Blog: The case for keeping our current national regulatory system – Investment Executive

I believe, however, that Canada’s current national securities regulatory system has served us well. The solution could be to improve upon our current national regulatory system – rather than embark on another attempt to resolve the political barriers to a national commission.

Given the supposed importance of a single securities regulator, it is worth considering how Canadian capital markets have survived, and indeed thrived, under provincial jurisdiction since 1867. Though a national securities regulator does not exist, Canada does have a national securities regulatory system led by the Canadian Securities Administrators (CSA), which includes five components:

  • Highly harmonized provincial securities laws and regulations. While provincial securities legislation has some differences, the National Instruments — the primary working-level regulatory tools — are highly harmonized.
  • National filing systems. The CSA operates electronic filing systems, the most important of which are SEDAR for issuers, NRD for registrants and SEDI for company insiders. These systems provide a single portal for filing and payment of fees.
  • National self-regulatory organizations (SROs). The Investment Industry Regulatory Organization of Canada (IIROC) and the Mutual Fund Dealers Association of Canada (MFDA) operate under provincial regulatory oversight in all provinces in Canada through legislation or agreement. For all practical purposes, dealer regulation in Canada is already national and will likely become more harmonized if proposals to consolidate IIROC and the MFDA into a single national SRO come to fruition.
  • CSA Secretariat. The Secretariat, located in Montreal, offers meeting and project management services to all the CSA committees and projects. The Secretariat provides a level of transparency and accountability to all CSA committee and project work.
  • The passport system. All the provincial governments, except Ontario, have implemented a passport system to ensure that issuers and registrants only deal with one decision maker when filing a prospectus, continuous disclosure, a registration application or exemption application. Unfortunately, issuers and registrants based outside Ontario with business in Ontario must still deal with two regulators. With the suspension of the CCMR, it is time for Ontario to join the CSA passport system.

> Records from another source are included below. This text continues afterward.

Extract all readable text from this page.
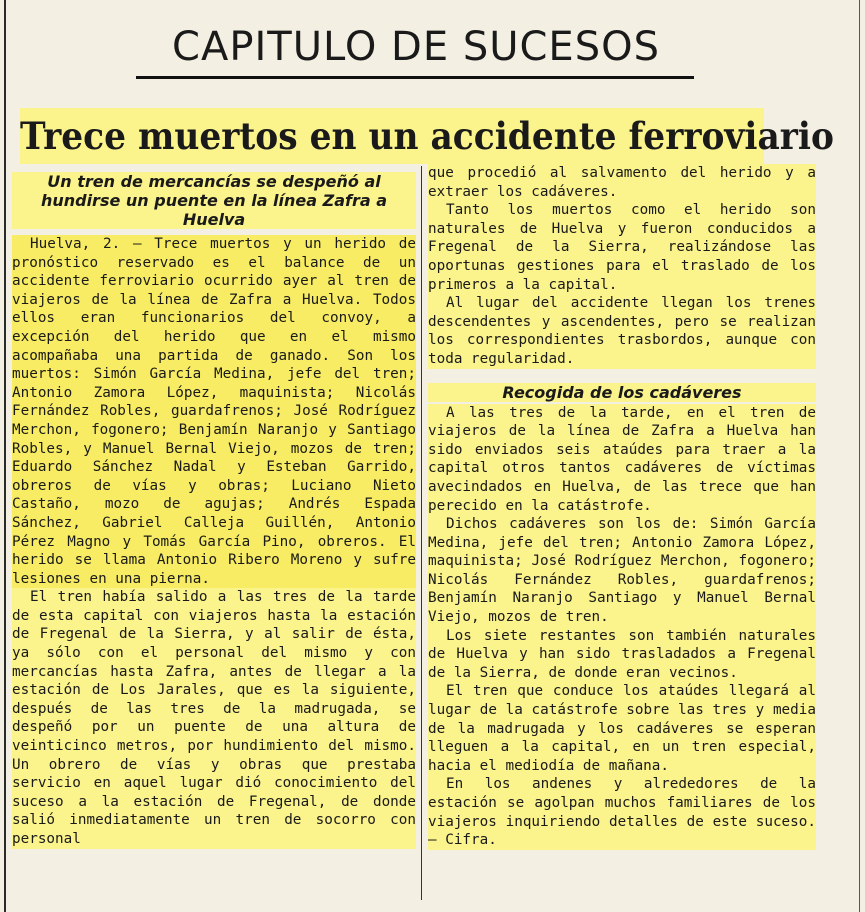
CAPITULO DE SUCESOS
Trece muertos en un accidente ferroviario
Un tren de mercancías se despeñó al hundirse un puente en la línea Zafra a Huelva

Huelva, 2. — Trece muertos y un herido de pronóstico reservado es el balance de un accidente ferroviario ocurrido ayer al tren de viajeros de la línea de Zafra a Huelva. Todos ellos eran funcionarios del convoy, a excepción del herido que en el mismo acompañaba una partida de ganado. Son los muertos: Simón García Medina, jefe del tren; Antonio Zamora López, maquinista; Nicolás Fernández Robles, guardafrenos; José Rodríguez Merchon, fogonero; Benjamín Naranjo y Santiago Robles, y Manuel Bernal Viejo, mozos de tren; Eduardo Sánchez Nadal y Esteban Garrido, obreros de vías y obras; Luciano Nieto Castaño, mozo de agujas; Andrés Espada Sánchez, Gabriel Calleja Guillén, Antonio Pérez Magno y Tomás García Pino, obreros. El herido se llama Antonio Ribero Moreno y sufre lesiones en una pierna.

El tren había salido a las tres de la tarde de esta capital con viajeros hasta la estación de Fregenal de la Sierra, y al salir de ésta, ya sólo con el personal del mismo y con mercancías hasta Zafra, antes de llegar a la estación de Los Jarales, que es la siguiente, después de las tres de la madrugada, se despeñó por un puente de una altura de veinticinco metros, por hundimiento del mismo. Un obrero de vías y obras que prestaba servicio en aquel lugar dió conocimiento del suceso a la estación de Fregenal, de donde salió inmediatamente un tren de socorro con personal

que procedió al salvamento del herido y a extraer los cadáveres.

Tanto los muertos como el herido son naturales de Huelva y fueron conducidos a Fregenal de la Sierra, realizándose las oportunas gestiones para el traslado de los primeros a la capital.

Al lugar del accidente llegan los trenes descendentes y ascendentes, pero se realizan los correspondientes trasbordos, aunque con toda regularidad.

Recogida de los cadáveres

A las tres de la tarde, en el tren de viajeros de la línea de Zafra a Huelva han sido enviados seis ataúdes para traer a la capital otros tantos cadáveres de víctimas avecindados en Huelva, de las trece que han perecido en la catástrofe.

Dichos cadáveres son los de: Simón García Medina, jefe del tren; Antonio Zamora López, maquinista; José Rodríguez Merchon, fogonero; Nicolás Fernández Robles, guardafrenos; Benjamín Naranjo Santiago y Manuel Bernal Viejo, mozos de tren.

Los siete restantes son también naturales de Huelva y han sido trasladados a Fregenal de la Sierra, de donde eran vecinos.

El tren que conduce los ataúdes llegará al lugar de la catástrofe sobre las tres y media de la madrugada y los cadáveres se esperan lleguen a la capital, en un tren especial, hacia el mediodía de mañana.

En los andenes y alrededores de la estación se agolpan muchos familiares de los viajeros inquiriendo detalles de este suceso. — Cifra.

While the distributed nature of rule-making authority has not always produced optimal results, it has produced some creative and cost-effective regulatory solutions uniquely suited for the Canadian capital markets. International standard setters, including the International Monetary Fund and the Organization for Economic Cooperation and Development, have given the Canadian system of financial regulation good evaluations.

In May 2013, at about the same time as the CCMR project was launched, the provinces that did not support the CCMR made a counter proposal to strengthen the CSA. This included the creation of a single national administrative tribunal to bring a national perspective to the resolution of allegations of misconduct, exemption applications, takeover bids and SRO discipline reviews. Additionally, a national fee model was proposed to standardize the fees paid by market participants and significantly reduce the regulatory burden of calculating and paying fees.

Here are two additional ideas to further improve our current system:

  • Create a national enforcement agency. A national enforcement agency would investigate and prosecute all securities law and criminal law capital markets violations under provincial and federal law. The enforcement agency would be able to leverage criminal and administrative enforcement talent, operations, expertise, resources and leadership in a single organization.
  • Build an independent, not-for-profit national filing systems operator. The CSA currently owns and operates critical technology systems. Running an information technology service provider is not a core CSA mandate. Furthermore, the CSA, as a voluntary association, is challenged to provide the project governance needed to reliably deliver complex, high-risk, high-cost technology projects.

Is the reason a national securities regulator has not replaced the CSA national regulatory system that Canada’s capital markets are already well regulated and regional markets in Canada are sufficiently distinct to justify local expertise and regulation? If this is the case, it makes sense to implement innovative and achievable improvements to the current system, rather than trying to replace it with a national agency that, so far, has been unable to achieve the support of all the provinces and territories.